最先端半導体の国内生産始動、熊本が中核拠点に浮上

長峰 詩花
经过

国内初の3ナノ生産方針

台湾の大手半導体メーカーは、熊本県で建設中の新工場において3ナノメートル級半導体の生産を検討する方針を示した。首相官邸での会談を通じ、日本側に計画変更の方向性が共有された。国内で最先端品を製造する初の事例となる。

先端半導体と成長分野

数ナノ世代の半導体は、演算能力の高さと電力効率の改善が特徴とされる。AI処理や自動運転技術の基盤として不可欠で、今後の産業成長を支える中核部品に位置付けられる。国内調達が可能になる意義は大きい。

熊本工場の段階的整備

熊本では第1工場がすでに稼働し、比較的線幅の広い製品を生産している。第2工場が3ナノ対応となれば、同一地域で幅広い世代の半導体を供給できる体制が整う。生産拠点としての存在感が高まる。

投資規模と産業波及

第2工場への投資は約2兆6,000億円規模に達するとされる。
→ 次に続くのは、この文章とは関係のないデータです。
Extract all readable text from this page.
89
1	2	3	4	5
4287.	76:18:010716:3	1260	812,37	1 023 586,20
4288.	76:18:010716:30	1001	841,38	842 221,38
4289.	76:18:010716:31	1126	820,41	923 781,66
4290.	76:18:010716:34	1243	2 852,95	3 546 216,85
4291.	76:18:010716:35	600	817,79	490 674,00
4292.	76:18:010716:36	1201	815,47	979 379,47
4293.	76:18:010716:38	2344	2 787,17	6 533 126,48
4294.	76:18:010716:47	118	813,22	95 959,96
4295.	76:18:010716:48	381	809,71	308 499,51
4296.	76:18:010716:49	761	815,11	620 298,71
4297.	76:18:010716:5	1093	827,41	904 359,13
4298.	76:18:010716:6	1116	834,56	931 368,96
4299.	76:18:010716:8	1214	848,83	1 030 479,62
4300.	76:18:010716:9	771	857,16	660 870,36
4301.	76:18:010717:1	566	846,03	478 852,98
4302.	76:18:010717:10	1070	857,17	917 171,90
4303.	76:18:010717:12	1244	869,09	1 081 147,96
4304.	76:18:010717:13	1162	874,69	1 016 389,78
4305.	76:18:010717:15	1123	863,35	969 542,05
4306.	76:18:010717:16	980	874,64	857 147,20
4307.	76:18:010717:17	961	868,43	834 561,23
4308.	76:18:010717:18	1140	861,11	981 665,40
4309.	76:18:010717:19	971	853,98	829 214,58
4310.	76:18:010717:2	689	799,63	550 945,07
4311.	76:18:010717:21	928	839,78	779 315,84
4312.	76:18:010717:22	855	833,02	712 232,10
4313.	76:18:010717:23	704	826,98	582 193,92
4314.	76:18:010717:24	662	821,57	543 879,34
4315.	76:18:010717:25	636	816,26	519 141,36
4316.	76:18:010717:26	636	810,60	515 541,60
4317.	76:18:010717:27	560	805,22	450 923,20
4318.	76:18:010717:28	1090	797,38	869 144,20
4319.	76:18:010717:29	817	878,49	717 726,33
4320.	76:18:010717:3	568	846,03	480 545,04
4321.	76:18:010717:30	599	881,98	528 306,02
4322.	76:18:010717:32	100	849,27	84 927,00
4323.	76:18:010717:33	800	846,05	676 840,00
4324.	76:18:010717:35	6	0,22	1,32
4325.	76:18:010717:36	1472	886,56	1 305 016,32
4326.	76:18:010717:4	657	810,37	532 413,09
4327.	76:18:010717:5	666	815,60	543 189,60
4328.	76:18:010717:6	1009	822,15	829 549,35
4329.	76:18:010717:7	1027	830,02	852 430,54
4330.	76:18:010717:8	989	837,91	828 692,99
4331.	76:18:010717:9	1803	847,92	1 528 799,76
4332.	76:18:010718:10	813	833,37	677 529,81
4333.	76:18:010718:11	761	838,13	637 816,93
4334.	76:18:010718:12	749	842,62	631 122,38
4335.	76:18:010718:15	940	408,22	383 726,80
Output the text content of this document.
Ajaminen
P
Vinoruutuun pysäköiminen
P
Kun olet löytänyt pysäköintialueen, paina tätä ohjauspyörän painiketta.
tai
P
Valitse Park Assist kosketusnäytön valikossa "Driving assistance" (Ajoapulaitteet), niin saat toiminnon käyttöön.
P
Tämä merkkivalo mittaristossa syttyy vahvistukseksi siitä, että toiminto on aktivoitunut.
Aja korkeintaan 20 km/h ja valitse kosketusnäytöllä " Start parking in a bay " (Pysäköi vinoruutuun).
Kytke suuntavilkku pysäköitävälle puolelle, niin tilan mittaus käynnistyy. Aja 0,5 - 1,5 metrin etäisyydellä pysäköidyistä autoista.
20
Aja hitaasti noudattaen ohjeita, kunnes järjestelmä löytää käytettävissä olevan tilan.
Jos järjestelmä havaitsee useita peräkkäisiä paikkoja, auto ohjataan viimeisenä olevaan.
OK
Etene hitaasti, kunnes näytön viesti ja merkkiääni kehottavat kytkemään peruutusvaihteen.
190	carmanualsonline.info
先端装置の導入は関連産業への需要を喚起し、装置メーカーや素材産業への影響も見込まれる。地域経済への寄与も注目される。

国産化政策との連動

日本では次世代半導体の国産化を目指すラピダスも2ナノ量産を計画している。熊本での3ナノ生産方針は、国内全体の技術基盤強化と歩調を合わせる動きといえる。